Sunday, January 13, 2013

Remah Apel dan Teater

Seperti yang sudah saya uraikan panjang lebar mengenai ujian saya kemarin, saya mungkin menganggapnya terlalu serius, tapi akibat itu kalau saya mengunjungi kepala saya, saya jadi ingat karung-karung di pasar pakaian bekas Daimaru. Teman saya Riana nun di Jakarta berpendapat bahwa belakangan ini isi blog saya "berat" (percayalah bukan itu yang saya kehendaki) jadi sekarang, mari kita menurunkan lengan baju yang sudah kelewat lama disingsingkan.

Entah dirasuki apa, sore tadi saya berpikir untuk mengatur ulang letak-letak furnitur di kamar saya. Sebenarnya tidak banyak yang mesti dipindah, tapi pengaturan baru ini membawa perubahan yang cukup signifikan. Apa dan mengapa akan saya jelaskan setelah saya membuat makanan penutup favorit saya: Apple Crumble. Saya belajar buat kue ini dari seorang muslimah Maroko yang elegan dan masyaAllah cantik, saking cantiknya dia tidak pernah mempublikasikan fotonya di tempat umum (semacam facebook) -mungkin inilah aplikasi teori mutiara yang kita, atau paling tidak saya, tau. Oke, beralih dari kecantikan teman Maroko saya ke Apple Crumble (mari kita sebut kue remah apel).

Tidak banyak resep yang pernah saya bagikan di blog saya, hanya makanan-makanan tertentu yang super enak yang boleh dibagi di blog ini (contohnya, tentu saja: Kapurung). Demikianlah, berbeda dengan kecantikan, sesuatu yang super enak harus dibagi, berikut langkah-langkah membuat kue remah apel.
 
Apel dipotong kecil-kecil, dicampur gula pasir, air lemon, dan kayu manis.
Oatmeal, tepung terigu, baking powder, gula, mentega.
Diulen sampai jadi seperti di atas, bukan sampai kalis.
Tepung ditabur di atas apel. Panggang 30-40 menit, sampai apelnya hancur.
Jadinya seperti ini.
Paling enak dengan eskrim.
Saya duduk di sofa, menikmati kue remah apel sambil menghadap jendela kamar saya, dan saya baru menyadari, setelah kurang lebih lima bulan, ada satu sudut paling remarkable di kamar saya yang baru saya amati keajaibannya.
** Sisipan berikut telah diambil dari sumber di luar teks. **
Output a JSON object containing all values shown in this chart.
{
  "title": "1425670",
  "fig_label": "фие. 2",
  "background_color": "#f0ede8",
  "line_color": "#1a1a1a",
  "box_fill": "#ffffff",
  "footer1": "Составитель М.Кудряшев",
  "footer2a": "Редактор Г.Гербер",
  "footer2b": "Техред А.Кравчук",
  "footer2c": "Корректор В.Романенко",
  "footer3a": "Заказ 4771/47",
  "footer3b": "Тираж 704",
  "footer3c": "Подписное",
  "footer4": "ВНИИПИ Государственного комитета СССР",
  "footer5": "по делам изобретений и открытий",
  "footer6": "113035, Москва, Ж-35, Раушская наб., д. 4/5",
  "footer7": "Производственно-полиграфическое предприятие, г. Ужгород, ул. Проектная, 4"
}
Ya itu tadi: jendela. Dengan tirainya ditutup seperti ini.
  
Selama ini keajaiban jendela itu selalu ditutup oleh sofa, dan atas kehendak Allah saya mengatur ulang furnitur di kamar, dan lihatlah: jendela ini jadi semacam panggung teater dengan stof en blik hijau jadi pembawa acaranya. Bayangkan tirainya membuka, dan nampaklah di baliknya drama, hmm apa ya..., Lamellong si Penasehat Kerajaan Bugis. 

Saya selalu suka tirai menggantung tertutup seperti ini, mengingatkan saya pada tirai lain yang sudah terbakar di Jl. Bali: Makassar Teater. Kali pertama saya ke bioskop untuk menonton Petualangan Sherina bersama orang tua dan saudara-saudara saya. Kali terakhir saya ke sana bersama Bintang Rubi sehabis dia dioperasi, menonton serial terkeren Narnia.

Saat sandiwara Lamellong si Penasehat Kerajaan Bugis usai, beriring piring saya yang sudah habis remah apelnya, saya berkesimpulan: ternyata perubahan yang dibawa oleh kursi menghadap ke jendela sangatlah besar. Bahkan jikapun tirainya tertutup.